DESCRIPTION OF SYMBOLS 1 ... Furnace body, 2 ... Conveyance roll, 3 ... Gas nozzle, 4 ... Partition plate, 5 ... Shield, 6 ... Mounting hole, 7 ... Support shaft, 30 ... Slit, 50 ... Dividing part, a ... Ring-shaped part, b: bar-shaped part, x: upper surface, y: lower end surface

 ──────────────────────────────────────────────────続 き Continuing on the front page (72) Kazuhisa Okada, 1-2-1, Marunouchi, Chiyoda-ku, Tokyo Japan Nippon Kokan Co., Ltd. (72) Toru Miwa 1-2-1, Marunouchi, Chiyoda-ku, Tokyo, Japan Honko Co., Ltd.

Claims (4)

[Claims] 1. A furnace for heat-treating or siliconizing a steel strip at a high temperature, wherein a carbon-based refractory is used for at least a part of the structural members in the furnace. A steel characterized in that a coating layer containing one or two selected from Si ₃ N ₄ and SiO ₂ is formed on the surface of a carbon-based refractory with which a band constantly or irregularly contacts. Ozone continuous processing furnace. 2. A horizontal furnace type continuous siliconizing furnace for siliconizing a steel strip, comprising gas nozzles for blowing a processing gas onto a steel strip surface above and below a steel strip pass line in the furnace.
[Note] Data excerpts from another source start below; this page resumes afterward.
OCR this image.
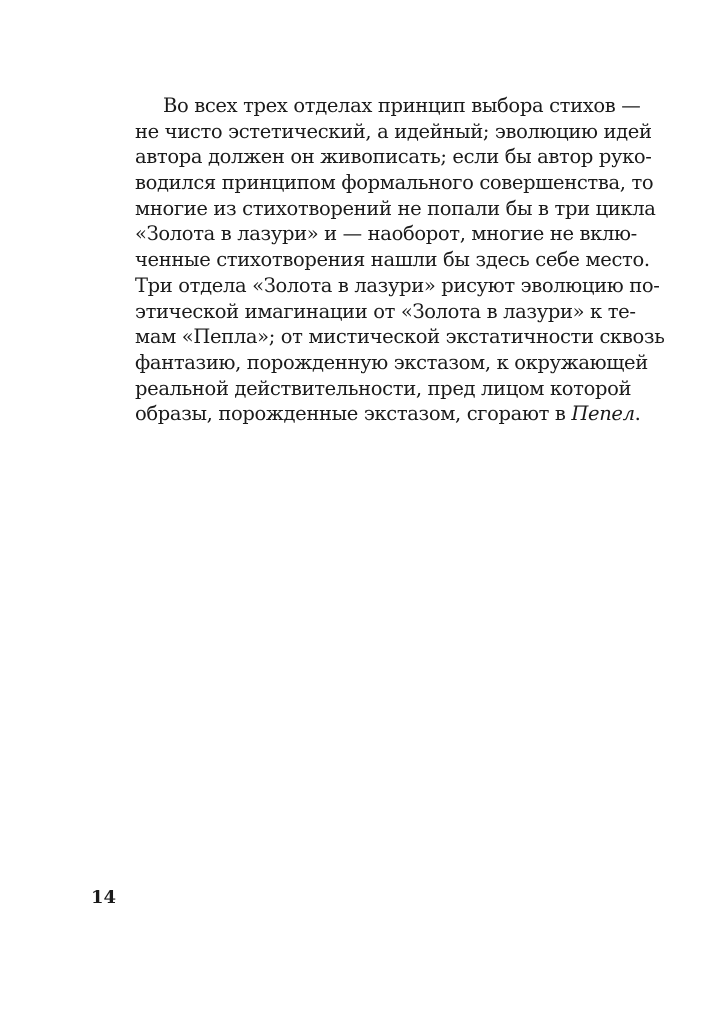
Во всех трех отделах принцип выбора стихов —
не чисто эстетический, а идейный; эволюцию идей
автора должен он живописать; если бы автор руко-
водился принципом формального совершенства, то
многие из стихотворений не попали бы в три цикла
«Золота в лазури» и — наоборот, многие не вклю-
ченные стихотворения нашли бы здесь себе место.
Три отдела «Золота в лазури» рисуют эволюцию по-
этической имагинации от «Золота в лазури» к те-
мам «Пепла»; от мистической экстатичности сквозь
фантазию, порожденную экстазом, к окружающей
реальной действительности, пред лицом которой
образы, порожденные экстазом, сгорают в Пепел.
14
A partition plate substantially parallel to a steel strip pass line for flowing the processing gas blown from the gas nozzle along the steel strip surface is provided, and in a continuous siliconizing furnace in which the partition plate is made of a carbon-based refractory. 2. The steel strip continuous processing furnace according to claim 1, wherein a coating layer is formed on at least the upper surface of the partition plate below the steel strip pass line. 3. Si ₃ N ₄ and Si in a coating layer
The total content of one or two types of O ₂ is 30 to 45 wt%
The steel strip continuous processing furnace according to claim 1 or 2, wherein: 4. The coating layer comprises, as main components, one or two coating agents selected from Si ₃ N ₄ powder and SiO ₂ powder and a binder, and the ratio of the coating agent in the solid content is 30%. 4. A coating layer obtained by applying a treatment liquid adjusted to .about.45 wt% on the surface of a carbon-based refractory and drying it.
A continuous furnace for treating steel strip according to claim 1.